Ob nun im weiteren Verlauf des Konzertes eine Melodienfolge aus „Kiss me, Kate“ oder der Swing-Klassiker „Pennsylvania 6-5000“ zu hören waren, immer wieder war die Ehringer’sche „Handschrift“ herauszuhören. Großartig dabei die verschiedenen Arrangements des wohl bekanntesten Lieds der Welt, „Lili Marleen“: Ob nun im Stil eines Walter von der Vogelweide, oder wie es wohl Mozart, Beethoven oder Johann Strauß wohl komponiert hätten. Aber auch im typischen Glenn Miller-Sound begeisterte dieser musikalische Spass.

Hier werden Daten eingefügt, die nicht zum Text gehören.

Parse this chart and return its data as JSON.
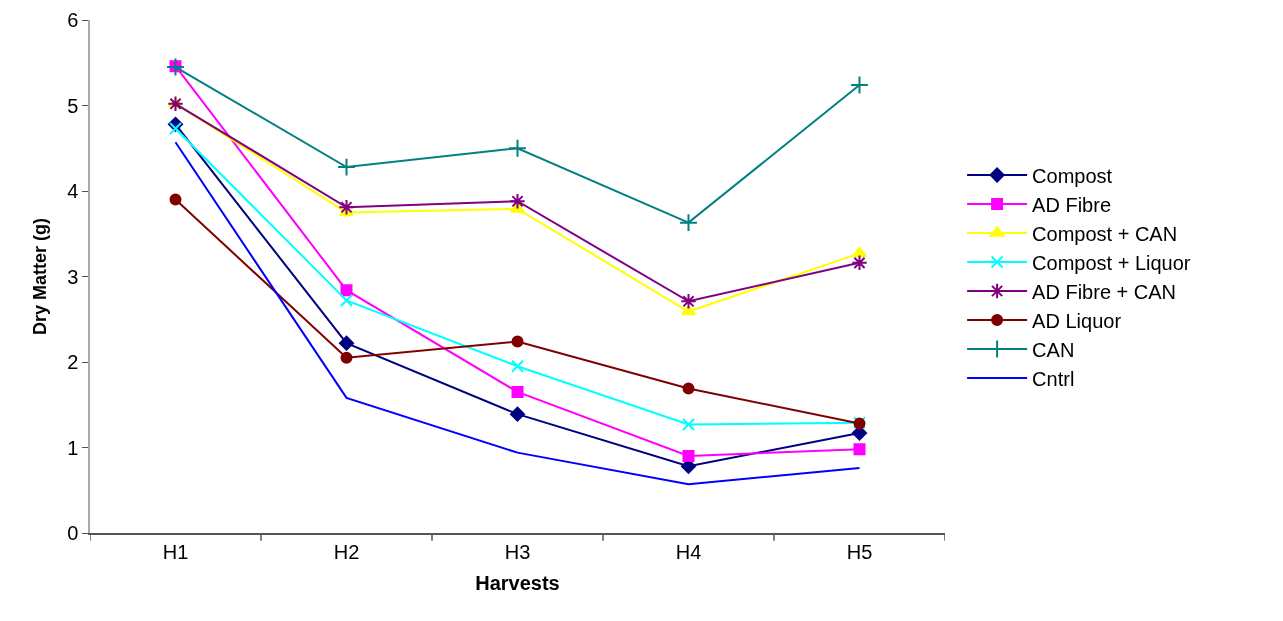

Freude bereitet wurde aber auch dem jubilierenden Dirigenten selbst: So tauchten mit Werner Propp (Saxophon), Hans Schüller (Gitarre) und Michael Stumberger (Harmonika) plötzlich die Musiker der Oktoberfest-Kultformation „Echt Guat“ auf, mit denen Willi Ehringer längere Zeit in Las Vegas gastiert und vor dem Fürsten von Monaco mehrmals gespielt hatte. Das gemeinsam vorgetragene „What a wonderful world“ ließ nicht nur die gestandenen Musiker hin und wieder vor Rührung stocken. Der wohl emotionalste Höhepunkt aber war sicher der Moment, als mit Peter und Willi Ehringer Vater und Sohn gemeinsam auf der Bühne standen, um sich mit dem legendären Arrangement von „Oh mein Papa“ als Zugabe vom Publikum zu verabschieden.

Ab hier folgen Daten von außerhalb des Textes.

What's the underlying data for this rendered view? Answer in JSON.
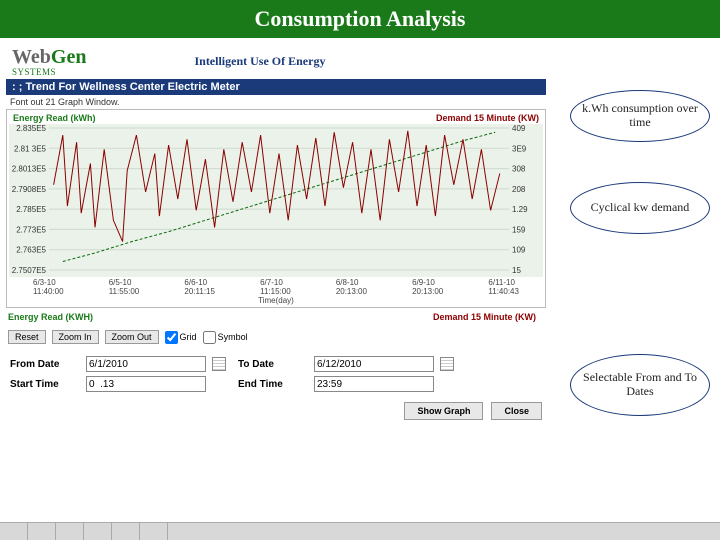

Damit ging nicht nur ein Abend voller musikalischer Überraschungen zu Ende (so Bürgermeister Walter Klein in seinen Dankesworten an Willi Ehringer), sondern zugleich auch ein konzertantes Dankeschön, vielleicht sogar auch eine musikalische Liebeserklärung an die Jubiläumsgemeinde Reilingen, ihrem musikalischen Botschafter, dem Musikverein „Harmonie“ – und natürlich Willi Ehringer.